If a third-party user does not have the upload permission, you can grant temporary permissions to them for accessing OBS and uploading objects within a validity period. For example, some companies have user management systems that manage app users and local users. These users do not have IAM user permissions, so you can grant temporary permissions to allow these users to temporarily access OBS.

Use either of the following methods:

• Temporary security credentials
• A temporary URL

Important Notes

Using Temporary Security Credentials to Grant Upload Permissions

You can assign temporary security credentials (including an AK, an SK, and a security token) to a third-party application or an IAM user, so that they can access OBS only for a specified period of time.

The temporary AK/SK and the security token must be used together to call an API for authentication and the x-obs-security-token field must be added to the request header.

For details, see Accessing OBS Using Temporary Access Keys.
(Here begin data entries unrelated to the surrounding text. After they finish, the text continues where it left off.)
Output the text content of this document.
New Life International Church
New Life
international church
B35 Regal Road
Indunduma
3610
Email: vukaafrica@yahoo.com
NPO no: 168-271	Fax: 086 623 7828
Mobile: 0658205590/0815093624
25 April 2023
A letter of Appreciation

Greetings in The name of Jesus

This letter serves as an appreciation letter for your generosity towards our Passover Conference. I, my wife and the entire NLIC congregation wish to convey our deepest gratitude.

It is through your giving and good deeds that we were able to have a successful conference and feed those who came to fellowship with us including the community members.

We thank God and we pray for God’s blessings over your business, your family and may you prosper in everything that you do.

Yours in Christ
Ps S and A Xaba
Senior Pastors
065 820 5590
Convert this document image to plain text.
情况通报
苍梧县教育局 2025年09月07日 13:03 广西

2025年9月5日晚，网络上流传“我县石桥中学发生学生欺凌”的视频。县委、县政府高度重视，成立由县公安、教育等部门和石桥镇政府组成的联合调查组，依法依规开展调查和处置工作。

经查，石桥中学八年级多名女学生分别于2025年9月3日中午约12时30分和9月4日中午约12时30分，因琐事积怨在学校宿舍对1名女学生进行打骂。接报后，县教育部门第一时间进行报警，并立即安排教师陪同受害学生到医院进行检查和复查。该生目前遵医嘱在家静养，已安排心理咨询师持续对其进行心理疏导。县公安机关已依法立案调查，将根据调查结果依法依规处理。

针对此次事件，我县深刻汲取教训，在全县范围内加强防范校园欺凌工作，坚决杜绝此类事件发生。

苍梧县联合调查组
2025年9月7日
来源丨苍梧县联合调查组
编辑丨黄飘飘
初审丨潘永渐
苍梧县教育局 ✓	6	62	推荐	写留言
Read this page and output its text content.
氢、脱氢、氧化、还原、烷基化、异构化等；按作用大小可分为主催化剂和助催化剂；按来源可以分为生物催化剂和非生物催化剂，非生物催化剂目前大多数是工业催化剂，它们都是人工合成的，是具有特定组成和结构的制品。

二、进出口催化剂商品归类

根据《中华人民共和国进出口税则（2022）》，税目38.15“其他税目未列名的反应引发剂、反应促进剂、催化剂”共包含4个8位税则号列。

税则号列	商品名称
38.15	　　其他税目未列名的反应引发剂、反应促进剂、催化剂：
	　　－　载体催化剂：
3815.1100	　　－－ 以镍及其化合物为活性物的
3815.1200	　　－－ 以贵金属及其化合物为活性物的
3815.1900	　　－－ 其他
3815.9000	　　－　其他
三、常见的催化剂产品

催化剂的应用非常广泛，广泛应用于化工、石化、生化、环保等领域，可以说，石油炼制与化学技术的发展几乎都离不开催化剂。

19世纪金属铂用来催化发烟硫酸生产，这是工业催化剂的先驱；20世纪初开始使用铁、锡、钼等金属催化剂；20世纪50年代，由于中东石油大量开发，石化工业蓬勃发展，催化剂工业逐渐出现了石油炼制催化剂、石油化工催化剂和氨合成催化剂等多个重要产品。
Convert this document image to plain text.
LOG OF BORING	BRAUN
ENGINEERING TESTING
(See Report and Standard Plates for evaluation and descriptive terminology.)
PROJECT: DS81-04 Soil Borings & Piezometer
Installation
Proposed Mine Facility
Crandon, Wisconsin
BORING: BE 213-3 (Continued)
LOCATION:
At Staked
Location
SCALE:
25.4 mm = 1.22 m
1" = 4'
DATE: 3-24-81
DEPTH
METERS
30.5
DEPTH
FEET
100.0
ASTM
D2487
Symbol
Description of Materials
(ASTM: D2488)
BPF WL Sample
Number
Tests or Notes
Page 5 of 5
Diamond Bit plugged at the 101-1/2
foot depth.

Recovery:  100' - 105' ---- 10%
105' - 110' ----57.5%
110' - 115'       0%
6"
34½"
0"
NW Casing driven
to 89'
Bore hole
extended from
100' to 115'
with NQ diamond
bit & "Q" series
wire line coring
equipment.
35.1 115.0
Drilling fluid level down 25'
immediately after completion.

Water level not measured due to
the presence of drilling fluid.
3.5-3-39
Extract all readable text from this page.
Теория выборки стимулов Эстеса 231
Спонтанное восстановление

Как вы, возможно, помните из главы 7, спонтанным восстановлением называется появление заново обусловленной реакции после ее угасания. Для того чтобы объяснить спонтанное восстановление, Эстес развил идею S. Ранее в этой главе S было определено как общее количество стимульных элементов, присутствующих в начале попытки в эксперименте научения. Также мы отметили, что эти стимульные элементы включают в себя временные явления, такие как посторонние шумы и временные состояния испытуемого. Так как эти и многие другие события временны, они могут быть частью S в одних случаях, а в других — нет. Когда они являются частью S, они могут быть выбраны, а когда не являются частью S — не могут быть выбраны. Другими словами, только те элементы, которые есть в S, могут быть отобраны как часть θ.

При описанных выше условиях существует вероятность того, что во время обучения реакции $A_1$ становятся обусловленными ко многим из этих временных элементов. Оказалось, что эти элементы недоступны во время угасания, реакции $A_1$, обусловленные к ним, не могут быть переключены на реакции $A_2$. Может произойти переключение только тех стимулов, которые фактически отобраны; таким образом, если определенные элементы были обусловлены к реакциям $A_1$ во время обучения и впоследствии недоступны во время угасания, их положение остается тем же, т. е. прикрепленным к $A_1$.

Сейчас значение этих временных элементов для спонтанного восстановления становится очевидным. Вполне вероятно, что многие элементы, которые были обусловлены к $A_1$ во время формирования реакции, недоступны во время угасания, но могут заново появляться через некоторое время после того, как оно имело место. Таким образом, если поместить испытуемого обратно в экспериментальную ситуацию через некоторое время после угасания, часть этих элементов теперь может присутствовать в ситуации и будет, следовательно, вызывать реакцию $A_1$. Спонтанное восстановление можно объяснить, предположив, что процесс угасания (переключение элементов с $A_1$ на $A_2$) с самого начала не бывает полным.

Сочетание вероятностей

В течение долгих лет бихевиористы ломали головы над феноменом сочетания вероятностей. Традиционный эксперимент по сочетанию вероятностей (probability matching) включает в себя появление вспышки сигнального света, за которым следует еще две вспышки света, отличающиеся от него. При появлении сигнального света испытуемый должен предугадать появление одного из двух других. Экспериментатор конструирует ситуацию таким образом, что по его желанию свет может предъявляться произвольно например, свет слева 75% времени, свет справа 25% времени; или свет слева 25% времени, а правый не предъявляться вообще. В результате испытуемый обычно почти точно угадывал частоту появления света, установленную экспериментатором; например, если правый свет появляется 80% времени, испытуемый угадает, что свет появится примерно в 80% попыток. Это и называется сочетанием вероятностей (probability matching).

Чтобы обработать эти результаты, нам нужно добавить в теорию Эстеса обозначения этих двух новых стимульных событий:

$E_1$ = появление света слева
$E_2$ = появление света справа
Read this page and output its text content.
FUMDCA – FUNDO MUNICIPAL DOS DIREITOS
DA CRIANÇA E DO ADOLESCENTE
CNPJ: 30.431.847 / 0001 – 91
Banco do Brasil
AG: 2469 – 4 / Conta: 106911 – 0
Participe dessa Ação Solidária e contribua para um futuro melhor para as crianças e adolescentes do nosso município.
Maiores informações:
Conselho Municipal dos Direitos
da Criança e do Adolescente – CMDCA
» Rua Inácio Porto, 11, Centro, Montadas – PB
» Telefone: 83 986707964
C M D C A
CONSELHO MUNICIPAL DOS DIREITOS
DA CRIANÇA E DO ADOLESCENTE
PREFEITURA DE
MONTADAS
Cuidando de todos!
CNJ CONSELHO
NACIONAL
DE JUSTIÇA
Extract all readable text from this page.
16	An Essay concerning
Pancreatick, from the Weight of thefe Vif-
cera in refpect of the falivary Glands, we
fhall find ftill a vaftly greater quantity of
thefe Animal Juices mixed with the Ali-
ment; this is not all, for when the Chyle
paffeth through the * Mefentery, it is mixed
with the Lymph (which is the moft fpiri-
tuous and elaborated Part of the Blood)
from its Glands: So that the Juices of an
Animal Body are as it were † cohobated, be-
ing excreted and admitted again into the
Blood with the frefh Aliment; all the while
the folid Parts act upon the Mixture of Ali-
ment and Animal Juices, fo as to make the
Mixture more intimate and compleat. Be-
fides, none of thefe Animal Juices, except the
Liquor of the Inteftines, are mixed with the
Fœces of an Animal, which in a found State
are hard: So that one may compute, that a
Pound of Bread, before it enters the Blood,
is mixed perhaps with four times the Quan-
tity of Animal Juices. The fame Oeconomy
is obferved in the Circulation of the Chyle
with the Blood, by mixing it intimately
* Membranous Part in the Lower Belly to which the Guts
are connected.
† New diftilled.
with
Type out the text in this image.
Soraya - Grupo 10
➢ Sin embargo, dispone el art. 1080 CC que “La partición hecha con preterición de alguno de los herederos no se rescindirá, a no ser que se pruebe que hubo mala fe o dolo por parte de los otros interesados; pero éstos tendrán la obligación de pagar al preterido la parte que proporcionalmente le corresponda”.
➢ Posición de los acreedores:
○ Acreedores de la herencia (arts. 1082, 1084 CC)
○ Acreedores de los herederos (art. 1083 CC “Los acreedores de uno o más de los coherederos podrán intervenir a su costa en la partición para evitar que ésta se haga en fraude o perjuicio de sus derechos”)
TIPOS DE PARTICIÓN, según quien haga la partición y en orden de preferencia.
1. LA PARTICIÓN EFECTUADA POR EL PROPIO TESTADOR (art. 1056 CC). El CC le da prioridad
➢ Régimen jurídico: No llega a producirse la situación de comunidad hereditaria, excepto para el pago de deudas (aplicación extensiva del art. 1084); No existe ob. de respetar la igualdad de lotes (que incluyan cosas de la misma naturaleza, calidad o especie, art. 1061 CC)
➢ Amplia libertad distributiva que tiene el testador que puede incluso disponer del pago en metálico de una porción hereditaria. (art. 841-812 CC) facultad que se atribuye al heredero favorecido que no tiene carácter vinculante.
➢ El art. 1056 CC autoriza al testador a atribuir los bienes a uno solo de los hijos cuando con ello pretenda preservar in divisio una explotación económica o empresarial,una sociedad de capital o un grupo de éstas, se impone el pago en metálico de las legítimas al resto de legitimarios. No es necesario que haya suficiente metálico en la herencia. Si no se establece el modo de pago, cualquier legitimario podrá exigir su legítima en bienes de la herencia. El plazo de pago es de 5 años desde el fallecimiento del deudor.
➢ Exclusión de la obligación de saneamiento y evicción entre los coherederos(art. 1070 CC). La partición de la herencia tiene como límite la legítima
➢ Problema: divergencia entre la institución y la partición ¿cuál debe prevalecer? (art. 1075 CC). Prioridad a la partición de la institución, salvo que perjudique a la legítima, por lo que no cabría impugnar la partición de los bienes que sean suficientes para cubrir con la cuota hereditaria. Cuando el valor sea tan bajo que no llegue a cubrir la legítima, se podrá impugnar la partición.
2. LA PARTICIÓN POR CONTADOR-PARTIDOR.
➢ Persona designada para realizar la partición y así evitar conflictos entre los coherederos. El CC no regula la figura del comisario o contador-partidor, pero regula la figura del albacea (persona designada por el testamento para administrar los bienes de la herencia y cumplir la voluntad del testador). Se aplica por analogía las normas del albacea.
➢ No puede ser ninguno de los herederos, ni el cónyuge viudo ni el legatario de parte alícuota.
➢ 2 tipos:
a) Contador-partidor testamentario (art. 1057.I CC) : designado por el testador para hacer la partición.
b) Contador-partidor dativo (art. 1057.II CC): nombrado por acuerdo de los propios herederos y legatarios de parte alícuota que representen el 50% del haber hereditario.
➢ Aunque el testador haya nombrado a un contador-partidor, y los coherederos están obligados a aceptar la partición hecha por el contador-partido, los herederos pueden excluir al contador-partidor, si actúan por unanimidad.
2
Using a Temporary URL to Grant Upload Permissions

ObsClient allows you to create a URL with Query parameters that carry authentication information by specifying the security credentials, request method, and request parameters. You can share this URL with other users for them to make a temporary access. You need to specify the validity period of the temporary URL to restrict the allowed access duration.

Temporary URLs allow third-party users to upload objects without security credentials or authorization. OBS stores the objects uploaded by third-party users in a specified bucket.

For details, see Accessing OBS Using a Temporary URL.